Помню очень хорошо “мужской костюм” в серых тонах Марины Нееловой и ее прическу “паж”, очень подходившую ко времени пьесы и моде 1970-х годов. Зрители ждали момента, когда на сцену выйдет Настя Вертинская в образе Оливии в черном траурном платье, покрытая почти непроницаемой вуалью. Скидывая вуаль, она обнажала не только прекрасное лицо, но и глубокий шнурованный вырез своего платья, спускавшийся ниже пупка. Зрительный зал замирал в восхищении. Это было очень эротично и для СССР почти недопустимо. Помню и Дегтяреву в этой роли, но декольте было чуть пристойнее.
С божественной Настей Вертинской мы познакомились в столовой “Современника”, куда я часто заходил, чтобы выпить томатного сока и съесть горбушку черного хлеба с солью. На это я тратил 11 копеек. Нас представил друг другу Стасик Садальский, знавший меня по летнему отдыху в Паланге. Он подозвал меня к столику, за которым сидел с Настей, и спросил:
– Ты знаком с нашей ведущей актрисой Анастасией Вертинской?
Вертинская ответила за меня:
– Кто ж не знает букву “ять”, как и где ее писать.
Много лет спустя, на ужине у меня дома в Париже, я напомнил Насте о нашем знакомстве, и она призналась, что это была любимая поговорка ее папы.

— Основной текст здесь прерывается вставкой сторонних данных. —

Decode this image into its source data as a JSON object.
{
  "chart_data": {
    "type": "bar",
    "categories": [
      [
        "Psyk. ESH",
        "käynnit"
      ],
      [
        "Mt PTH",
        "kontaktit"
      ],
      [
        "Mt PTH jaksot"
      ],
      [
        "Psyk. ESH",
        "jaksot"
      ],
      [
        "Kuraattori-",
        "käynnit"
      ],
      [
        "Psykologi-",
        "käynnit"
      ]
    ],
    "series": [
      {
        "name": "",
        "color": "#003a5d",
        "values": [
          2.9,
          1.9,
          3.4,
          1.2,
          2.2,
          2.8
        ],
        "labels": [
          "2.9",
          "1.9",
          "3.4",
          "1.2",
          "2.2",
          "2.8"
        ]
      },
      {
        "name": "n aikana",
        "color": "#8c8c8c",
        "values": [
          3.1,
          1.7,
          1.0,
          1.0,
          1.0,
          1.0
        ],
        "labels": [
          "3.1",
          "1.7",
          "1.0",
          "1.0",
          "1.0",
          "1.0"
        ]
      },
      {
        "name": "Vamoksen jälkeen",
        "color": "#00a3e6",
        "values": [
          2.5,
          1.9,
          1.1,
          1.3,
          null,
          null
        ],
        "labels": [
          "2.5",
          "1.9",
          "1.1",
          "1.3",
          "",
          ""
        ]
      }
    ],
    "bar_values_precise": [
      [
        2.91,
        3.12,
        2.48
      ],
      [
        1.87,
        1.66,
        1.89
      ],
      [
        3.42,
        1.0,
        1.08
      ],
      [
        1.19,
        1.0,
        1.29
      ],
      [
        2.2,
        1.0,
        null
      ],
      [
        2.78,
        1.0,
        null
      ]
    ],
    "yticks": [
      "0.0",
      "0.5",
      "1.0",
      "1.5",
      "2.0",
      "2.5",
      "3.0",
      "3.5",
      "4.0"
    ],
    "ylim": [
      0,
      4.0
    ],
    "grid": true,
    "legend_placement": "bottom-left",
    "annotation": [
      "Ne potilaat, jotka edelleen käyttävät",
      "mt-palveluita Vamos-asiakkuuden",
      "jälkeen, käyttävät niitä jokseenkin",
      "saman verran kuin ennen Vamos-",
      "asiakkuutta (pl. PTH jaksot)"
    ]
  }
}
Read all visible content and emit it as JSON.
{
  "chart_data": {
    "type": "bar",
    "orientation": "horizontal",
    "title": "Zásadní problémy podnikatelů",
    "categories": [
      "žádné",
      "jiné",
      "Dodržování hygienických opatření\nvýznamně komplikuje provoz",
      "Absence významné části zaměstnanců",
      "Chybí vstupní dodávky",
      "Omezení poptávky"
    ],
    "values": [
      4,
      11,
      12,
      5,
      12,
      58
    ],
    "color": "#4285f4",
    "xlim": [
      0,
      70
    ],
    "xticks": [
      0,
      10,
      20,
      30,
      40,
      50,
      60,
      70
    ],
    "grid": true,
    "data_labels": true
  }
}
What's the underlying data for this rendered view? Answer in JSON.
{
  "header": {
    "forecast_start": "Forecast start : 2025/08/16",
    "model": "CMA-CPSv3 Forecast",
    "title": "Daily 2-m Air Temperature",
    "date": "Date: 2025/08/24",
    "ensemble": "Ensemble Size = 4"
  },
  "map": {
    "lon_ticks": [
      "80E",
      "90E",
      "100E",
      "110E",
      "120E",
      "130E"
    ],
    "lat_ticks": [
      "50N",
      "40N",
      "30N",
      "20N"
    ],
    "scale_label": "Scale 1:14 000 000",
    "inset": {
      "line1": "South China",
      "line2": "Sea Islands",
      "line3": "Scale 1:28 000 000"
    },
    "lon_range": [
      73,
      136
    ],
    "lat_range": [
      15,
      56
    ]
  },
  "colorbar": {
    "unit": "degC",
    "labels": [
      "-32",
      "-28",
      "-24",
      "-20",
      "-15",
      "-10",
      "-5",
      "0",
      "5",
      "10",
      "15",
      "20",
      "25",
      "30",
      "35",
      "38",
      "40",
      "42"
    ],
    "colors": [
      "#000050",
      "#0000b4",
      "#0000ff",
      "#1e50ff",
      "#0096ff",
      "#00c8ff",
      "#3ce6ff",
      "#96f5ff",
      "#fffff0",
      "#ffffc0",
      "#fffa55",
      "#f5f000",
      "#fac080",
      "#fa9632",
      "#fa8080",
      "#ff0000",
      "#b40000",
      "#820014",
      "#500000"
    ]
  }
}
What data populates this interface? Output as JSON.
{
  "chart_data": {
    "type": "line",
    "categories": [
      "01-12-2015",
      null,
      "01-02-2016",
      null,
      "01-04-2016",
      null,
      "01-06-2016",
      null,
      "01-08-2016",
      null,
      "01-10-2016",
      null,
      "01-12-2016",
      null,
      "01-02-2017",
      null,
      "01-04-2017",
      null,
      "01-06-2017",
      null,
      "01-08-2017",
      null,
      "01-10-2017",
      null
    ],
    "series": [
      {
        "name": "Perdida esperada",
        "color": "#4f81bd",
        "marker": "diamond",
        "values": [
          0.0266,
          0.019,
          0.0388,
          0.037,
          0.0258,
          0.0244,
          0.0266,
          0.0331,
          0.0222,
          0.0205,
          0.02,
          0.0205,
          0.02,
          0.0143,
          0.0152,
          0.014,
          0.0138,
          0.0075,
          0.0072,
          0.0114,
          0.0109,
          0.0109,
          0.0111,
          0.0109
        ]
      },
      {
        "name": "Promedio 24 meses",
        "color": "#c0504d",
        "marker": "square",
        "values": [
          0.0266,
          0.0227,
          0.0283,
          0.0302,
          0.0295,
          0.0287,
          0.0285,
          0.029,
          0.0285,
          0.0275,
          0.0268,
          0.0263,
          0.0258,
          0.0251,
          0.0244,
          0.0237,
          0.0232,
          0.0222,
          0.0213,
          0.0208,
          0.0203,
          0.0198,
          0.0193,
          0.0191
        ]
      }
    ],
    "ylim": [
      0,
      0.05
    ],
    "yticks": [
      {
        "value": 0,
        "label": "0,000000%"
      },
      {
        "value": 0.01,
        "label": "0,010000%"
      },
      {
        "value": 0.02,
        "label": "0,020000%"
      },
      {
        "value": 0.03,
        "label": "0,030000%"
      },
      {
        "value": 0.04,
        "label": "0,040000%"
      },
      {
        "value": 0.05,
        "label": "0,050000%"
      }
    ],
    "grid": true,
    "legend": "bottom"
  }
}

Кстати, именно Анастасия Вертинская дала мне рекомендацию для вступления в комсомол. Ведь в ту пору без членства в рядах ВЛКСМ не принимали в институт, а я готовился поступать в Школу-студию МХАТ.
Стасик Садальский, который был комсоргом “Современника”, и Костя Райкин поручились за то, что я – рабочий класс. С этим я и отправился в райком ВЛКСМ, расположенный у Покровских ворот. Там сидела очень противная тетка.
– Васильев, вы ведь у нас пролетариат? – спросила она.
– Типичный! Бутафором работаю.
– Тогда ответьте на вопрос. Сколько орденов на знамени ВЛКСМ?